次に、もう1つの柱である親和銀行・十八銀行の合併です。来年(2020年)10月の合併、再来年(2021年)1月のシステム統合については、予定どおり進捗しています。足元では、シナジー最大化に向けて、両行の営業連携体制の整備、そしてFFG営業スタイルの浸透などの取り組みを進めています。

(2019年)10月に公表した店舗統合については、システム統合後の再来年5月から、71拠点の統合を順次進めてまいります。

また、今回の店舗統合にあたっては、店舗内店舗という、最近よく使われる方式を採用することで、通帳・キャッシュカードの切り替えが不要となるなど、顧客負担が最小限に抑えられるとともに、通常の店舗統廃合よりも早い期間での対応が可能となります。

この店舗統合の終了は、当初は2023年中を予定していましたが、2年程度前倒しし、今中計期間の2022年3月までに完了させる予定です。それに伴い、今期中に店舗減損として約30億円を前倒して処理しますが、その分、統合シナジーの早期実現も可能になると考えています。
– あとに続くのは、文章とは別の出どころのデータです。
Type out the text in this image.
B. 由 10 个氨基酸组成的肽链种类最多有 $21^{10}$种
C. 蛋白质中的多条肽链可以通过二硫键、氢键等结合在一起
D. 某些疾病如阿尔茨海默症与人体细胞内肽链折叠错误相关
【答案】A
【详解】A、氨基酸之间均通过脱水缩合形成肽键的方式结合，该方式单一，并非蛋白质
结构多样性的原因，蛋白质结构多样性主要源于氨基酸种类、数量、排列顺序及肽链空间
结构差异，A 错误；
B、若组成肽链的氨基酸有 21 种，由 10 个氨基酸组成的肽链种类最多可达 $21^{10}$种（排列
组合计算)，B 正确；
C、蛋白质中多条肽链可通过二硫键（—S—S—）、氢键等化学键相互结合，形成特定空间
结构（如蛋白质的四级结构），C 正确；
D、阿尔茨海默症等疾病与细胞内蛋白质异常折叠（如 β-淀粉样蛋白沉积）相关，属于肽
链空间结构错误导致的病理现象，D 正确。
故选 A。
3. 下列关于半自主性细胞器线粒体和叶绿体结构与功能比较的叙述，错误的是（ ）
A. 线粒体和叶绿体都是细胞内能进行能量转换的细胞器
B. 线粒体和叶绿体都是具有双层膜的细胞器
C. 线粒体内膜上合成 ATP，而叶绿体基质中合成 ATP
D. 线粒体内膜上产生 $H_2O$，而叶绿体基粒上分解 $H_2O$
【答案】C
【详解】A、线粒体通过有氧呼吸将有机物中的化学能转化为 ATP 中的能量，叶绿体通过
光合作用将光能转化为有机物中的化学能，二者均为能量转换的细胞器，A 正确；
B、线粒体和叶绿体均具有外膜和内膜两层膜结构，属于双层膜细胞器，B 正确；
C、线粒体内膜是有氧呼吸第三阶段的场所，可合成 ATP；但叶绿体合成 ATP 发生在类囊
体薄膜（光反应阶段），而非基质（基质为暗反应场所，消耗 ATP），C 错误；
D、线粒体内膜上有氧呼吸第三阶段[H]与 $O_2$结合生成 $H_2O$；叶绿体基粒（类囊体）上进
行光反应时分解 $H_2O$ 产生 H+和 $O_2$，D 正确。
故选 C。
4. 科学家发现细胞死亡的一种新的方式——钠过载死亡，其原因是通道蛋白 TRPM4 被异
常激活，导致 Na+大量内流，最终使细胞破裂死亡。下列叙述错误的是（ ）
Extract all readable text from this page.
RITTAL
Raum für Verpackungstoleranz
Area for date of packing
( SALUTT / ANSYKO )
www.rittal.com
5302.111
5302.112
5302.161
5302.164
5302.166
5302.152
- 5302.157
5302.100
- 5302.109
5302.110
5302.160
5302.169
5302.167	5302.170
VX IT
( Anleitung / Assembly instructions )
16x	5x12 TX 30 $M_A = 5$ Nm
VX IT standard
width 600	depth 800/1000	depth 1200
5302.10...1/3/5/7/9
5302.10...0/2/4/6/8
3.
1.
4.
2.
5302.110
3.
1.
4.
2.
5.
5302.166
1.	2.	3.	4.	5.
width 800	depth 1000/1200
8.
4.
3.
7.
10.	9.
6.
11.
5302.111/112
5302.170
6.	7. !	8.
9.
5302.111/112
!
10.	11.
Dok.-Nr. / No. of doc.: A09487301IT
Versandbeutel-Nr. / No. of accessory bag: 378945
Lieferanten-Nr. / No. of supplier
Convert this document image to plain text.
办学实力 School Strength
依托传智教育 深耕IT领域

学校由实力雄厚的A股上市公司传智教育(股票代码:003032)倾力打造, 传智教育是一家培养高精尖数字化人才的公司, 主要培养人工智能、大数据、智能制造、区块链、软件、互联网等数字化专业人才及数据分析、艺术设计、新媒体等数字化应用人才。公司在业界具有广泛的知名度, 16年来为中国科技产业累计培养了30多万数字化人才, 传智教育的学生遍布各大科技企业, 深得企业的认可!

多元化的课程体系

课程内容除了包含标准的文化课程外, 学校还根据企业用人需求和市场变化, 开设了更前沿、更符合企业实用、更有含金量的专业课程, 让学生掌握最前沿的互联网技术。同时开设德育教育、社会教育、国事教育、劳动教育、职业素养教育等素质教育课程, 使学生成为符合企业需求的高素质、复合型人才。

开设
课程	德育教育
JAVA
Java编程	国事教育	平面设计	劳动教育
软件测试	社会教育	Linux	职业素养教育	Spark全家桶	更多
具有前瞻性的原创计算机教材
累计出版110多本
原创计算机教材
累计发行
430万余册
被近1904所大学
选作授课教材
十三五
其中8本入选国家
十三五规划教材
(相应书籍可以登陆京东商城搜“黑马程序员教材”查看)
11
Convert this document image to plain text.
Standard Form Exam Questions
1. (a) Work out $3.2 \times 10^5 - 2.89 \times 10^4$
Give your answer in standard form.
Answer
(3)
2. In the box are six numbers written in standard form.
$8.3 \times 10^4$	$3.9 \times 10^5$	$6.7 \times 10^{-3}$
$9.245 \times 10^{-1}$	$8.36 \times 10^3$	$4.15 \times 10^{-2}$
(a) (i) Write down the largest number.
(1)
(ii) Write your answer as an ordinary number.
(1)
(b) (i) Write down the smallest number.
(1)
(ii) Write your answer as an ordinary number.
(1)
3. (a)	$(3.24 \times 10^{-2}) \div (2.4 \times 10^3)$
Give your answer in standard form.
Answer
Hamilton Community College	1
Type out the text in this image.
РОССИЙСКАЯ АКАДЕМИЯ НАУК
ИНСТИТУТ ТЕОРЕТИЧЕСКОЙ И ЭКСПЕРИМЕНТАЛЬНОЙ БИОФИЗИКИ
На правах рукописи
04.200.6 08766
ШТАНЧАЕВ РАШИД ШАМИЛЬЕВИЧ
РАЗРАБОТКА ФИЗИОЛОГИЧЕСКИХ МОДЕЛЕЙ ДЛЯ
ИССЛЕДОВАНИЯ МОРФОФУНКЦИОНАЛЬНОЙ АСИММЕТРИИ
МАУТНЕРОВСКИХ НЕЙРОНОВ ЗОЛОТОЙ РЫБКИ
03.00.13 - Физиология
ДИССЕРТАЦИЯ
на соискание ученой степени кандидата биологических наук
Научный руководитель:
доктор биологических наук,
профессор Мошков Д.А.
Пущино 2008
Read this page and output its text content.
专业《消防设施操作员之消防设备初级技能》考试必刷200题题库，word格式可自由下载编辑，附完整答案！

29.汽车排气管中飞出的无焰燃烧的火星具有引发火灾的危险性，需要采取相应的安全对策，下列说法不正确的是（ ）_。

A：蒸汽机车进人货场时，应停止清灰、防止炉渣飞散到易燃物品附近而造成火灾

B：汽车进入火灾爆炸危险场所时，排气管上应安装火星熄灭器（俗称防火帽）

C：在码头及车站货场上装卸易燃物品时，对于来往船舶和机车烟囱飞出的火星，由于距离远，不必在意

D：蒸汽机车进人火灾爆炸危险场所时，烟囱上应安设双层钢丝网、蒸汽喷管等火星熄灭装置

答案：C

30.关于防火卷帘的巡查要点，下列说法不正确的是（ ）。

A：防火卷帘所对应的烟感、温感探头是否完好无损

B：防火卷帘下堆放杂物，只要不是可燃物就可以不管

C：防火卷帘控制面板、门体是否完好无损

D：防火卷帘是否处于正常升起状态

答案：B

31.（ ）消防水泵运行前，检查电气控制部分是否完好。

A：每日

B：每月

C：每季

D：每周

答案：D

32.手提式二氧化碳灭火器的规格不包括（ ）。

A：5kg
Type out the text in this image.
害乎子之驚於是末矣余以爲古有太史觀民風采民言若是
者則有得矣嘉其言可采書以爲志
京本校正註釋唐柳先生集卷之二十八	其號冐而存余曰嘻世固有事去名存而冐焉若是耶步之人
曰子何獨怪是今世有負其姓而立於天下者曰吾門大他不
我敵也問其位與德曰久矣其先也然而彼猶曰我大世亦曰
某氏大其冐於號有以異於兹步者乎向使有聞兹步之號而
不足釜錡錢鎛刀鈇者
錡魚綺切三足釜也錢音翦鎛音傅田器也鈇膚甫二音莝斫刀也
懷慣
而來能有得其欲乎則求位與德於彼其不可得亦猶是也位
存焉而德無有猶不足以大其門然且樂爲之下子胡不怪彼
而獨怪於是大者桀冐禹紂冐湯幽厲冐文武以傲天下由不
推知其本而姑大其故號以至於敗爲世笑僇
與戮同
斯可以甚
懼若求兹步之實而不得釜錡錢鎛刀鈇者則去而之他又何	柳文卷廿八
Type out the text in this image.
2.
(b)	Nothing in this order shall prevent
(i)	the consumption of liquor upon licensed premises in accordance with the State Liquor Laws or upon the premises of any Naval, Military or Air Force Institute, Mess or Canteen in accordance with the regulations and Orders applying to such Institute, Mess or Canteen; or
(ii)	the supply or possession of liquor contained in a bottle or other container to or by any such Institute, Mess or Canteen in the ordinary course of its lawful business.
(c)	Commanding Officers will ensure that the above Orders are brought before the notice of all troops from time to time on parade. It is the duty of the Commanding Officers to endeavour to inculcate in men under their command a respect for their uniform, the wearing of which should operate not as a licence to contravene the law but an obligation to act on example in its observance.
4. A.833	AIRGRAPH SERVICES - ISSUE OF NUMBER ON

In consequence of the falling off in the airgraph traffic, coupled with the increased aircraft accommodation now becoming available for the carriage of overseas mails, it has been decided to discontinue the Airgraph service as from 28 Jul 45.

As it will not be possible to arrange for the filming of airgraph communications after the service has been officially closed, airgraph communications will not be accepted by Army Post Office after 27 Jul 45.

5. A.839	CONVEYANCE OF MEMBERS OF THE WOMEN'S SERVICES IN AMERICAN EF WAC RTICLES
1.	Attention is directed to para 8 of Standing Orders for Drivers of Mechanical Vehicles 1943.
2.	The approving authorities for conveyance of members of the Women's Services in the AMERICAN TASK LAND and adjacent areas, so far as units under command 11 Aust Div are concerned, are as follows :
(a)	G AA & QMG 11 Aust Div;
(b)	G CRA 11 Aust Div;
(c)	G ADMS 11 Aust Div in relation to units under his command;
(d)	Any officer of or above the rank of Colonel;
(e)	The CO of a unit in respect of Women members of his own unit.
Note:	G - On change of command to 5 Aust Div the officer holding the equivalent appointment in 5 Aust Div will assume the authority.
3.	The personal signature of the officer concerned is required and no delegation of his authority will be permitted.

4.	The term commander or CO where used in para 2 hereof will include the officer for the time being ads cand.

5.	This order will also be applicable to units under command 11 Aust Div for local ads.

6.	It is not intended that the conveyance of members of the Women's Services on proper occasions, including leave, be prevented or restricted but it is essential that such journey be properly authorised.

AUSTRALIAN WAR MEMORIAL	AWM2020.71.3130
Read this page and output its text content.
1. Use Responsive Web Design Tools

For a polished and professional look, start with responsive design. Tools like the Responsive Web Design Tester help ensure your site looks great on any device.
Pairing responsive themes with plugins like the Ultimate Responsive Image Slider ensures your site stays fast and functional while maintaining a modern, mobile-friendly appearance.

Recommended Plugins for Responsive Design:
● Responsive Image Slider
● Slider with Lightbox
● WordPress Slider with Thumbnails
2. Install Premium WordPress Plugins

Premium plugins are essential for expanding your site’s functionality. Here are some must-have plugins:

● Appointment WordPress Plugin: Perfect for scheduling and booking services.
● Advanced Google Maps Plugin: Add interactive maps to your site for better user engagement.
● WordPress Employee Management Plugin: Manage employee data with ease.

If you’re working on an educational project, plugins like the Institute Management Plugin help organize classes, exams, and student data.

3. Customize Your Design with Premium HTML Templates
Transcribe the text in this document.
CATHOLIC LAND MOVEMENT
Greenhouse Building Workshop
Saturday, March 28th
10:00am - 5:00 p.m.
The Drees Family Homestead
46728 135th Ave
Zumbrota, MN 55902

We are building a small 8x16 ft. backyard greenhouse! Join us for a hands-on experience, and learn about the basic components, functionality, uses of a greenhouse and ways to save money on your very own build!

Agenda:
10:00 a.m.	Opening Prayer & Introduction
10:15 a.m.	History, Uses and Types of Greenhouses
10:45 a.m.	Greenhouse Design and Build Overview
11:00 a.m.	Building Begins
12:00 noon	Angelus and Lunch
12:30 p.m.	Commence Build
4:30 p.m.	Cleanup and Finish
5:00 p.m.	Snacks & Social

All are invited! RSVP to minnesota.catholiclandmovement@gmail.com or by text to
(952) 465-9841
この店舗内店舗の方式については、すでに2017年から熊本銀行で導入しており、生産性向上の効果は検証済みです。

FFGの成長曲線

最後に、FFGの成長曲線についてお話しします。(スライドの図の)青色の線は、成長戦略の各施策を実現しなかった場合の当期純利益のイメージです。

そして赤色の線は、これまで申し上げてきた、業務プロセスの再構築や事業モデルの高度化などの構造改革、そして親和銀行・十八銀行の合併といった重点施策の実施に、「みんなの銀行」の取り組み成果を加えたイメージです。なお、2019年度は負ののれんを除いたベースとしています。

金融機関を取り巻く環境は依然として厳しく、デジタル技術の進展によって変化のスピードも極めて速くなってきています。そうしたなか、従来の延長線上の取り組みだけでは、青色の線が示すとおり、現状維持にとどまるのではないかと考えています。

変化をできるだけ先取りして、成長を持続するための投資が必要となりますが、今中計期間は、施策の実施に伴い、投資コストが先行しますので、今年度・来年度は一時的に利益下押し要因となります。中期経営計画の3年目からは、次期中計にかけて、効果が顕在化していく見込みです。

経営環境の厳しさは続いていきますが、こうした状況を、健全な危機感を持って受け止め、主体的に変わっていくことが大切なことと考えています。新たな取り組みにチャレンジしていくことで、持続的な成長を実現していきたいと考えています。

以上で私からの説明を終わります。ご清聴、ありがとうございました。